NATO defence ministers launched co-operation projects on ground-based air defence (GBAD) and rapidly deployable mobile counter-rocket, artillery, and mortar (C-RAM) capabilities during a virtual ministerial meeting held on 22–23 October, the alliance announced on its website on the second day of the meeting.
Both signings were conducted during virtual ceremonies on 23 October, with the C-RAM letter of intent (LOI) signed by the defence ministers of Germany, Greece, Hungary, and the United Kingdom; and the GBAD LOI signed by the defence ministers of Belgium, Denmark, Germany, Hungary, Italy, Latvia, the Netherlands, Slovenia, Spain, and the United Kingdom.
NATO Deputy Secretary General Mircea Geoană presided over the signing of LOIs on HVPs on GBAD (pictured) and C-RAM on 23 October. (NATO)
The GBAD high visibility project (HVP) aims to deliver innovative, modular, and scalable solutions to equip the signatories and create threat-tailored multinational GBAD force packages covering the entire spectrum from very-short to medium range up to 50 km. NATO Deputy Secretary General Mircea Geoană, who presided over both signing ceremonies, expected this approach to ”result in a dramatic increase in operational flexibility, scalability, and interoperability among ground-based air defence forces”.

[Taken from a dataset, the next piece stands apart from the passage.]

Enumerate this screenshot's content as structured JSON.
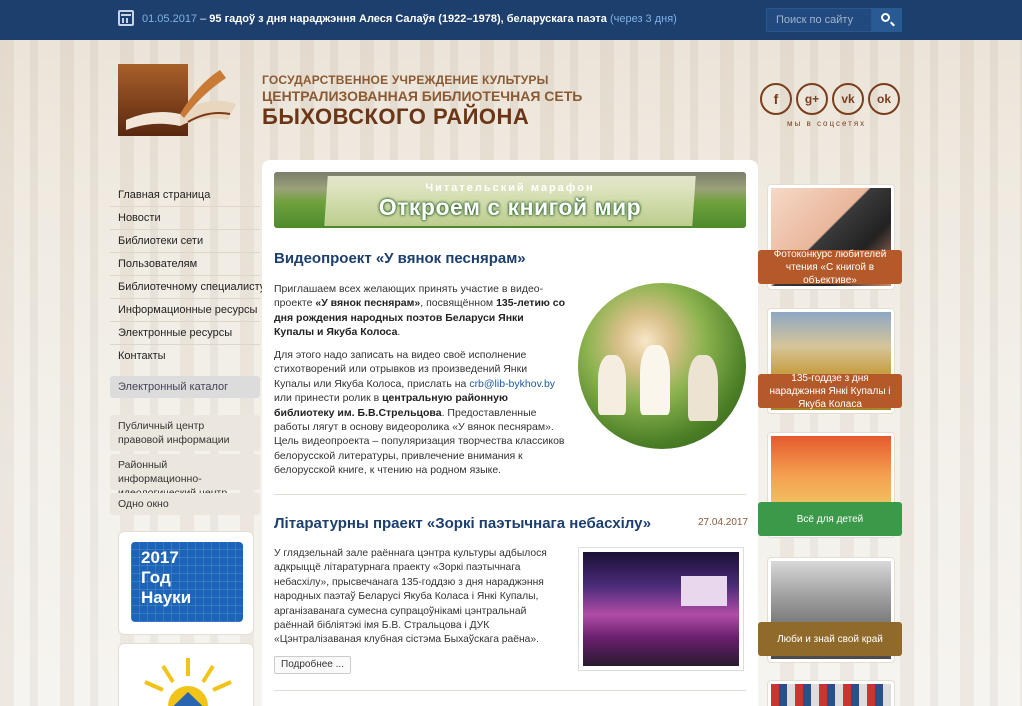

The C-RAM LOI launched an HVP to investigate options for the development and procurement of rapidly deployable mobile capabilities, focusing on innovative solutions like directed-energy weapons. Geoană said the C-RAM initiative ”will significantly increase capacities to conduct high-intensity operations, while enhancing the protection of personnel, facilities, and equipment from rocket and mortar artillery attacks, and conventional air threats”.